Se ipotizziamo che il processo di danno beta-cellulare immuno-mediato possa essere modulato, i pazienti potrebbero beneficiare d’interventi che abbiano come target il sistema immunitario, anche molti anni dopo l’insorgenza della malattia. Inoltre, poiché diversi fattori contribuiscono alla predisposizione e allo sviluppo del DM1, tra cui l’ambiente, la genetica, la percentuale di isole pancreatiche interessate dal processo autoimmune e le differenze funzionali delle cellule beta, è necessario tener conto anche dell’eterogeneità dei pazienti nell’ottica di una strategia terapeutica.

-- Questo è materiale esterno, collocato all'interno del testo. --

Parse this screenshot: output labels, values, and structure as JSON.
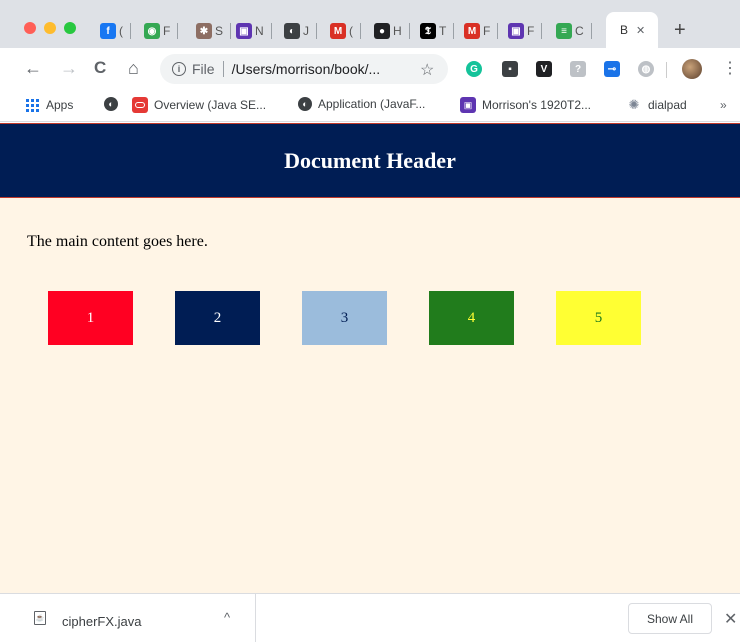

Per esempio, terapie che mirino soprattutto alla preservazione della massa beta-cellulare e alla conservazione della funzione cellulare potrebbero essere particolarmente efficaci in pazienti che presentino una massa beta-cellulare residua funzionante, mentre pazienti con un’insulite severa potrebbero beneficiare di un intervento aggressivo sul sistema immunitario. In realtà ciascun elemento che contribuisce al dialogo tra il sistema immunitario e le cellule beta rappresenta un potenziale bersaglio per lo sviluppo di una strategia terapeutica e, ad oggi, diversi approcci terapeutici sono in corso di valutazione nell’ambito di trials clinici internazionali.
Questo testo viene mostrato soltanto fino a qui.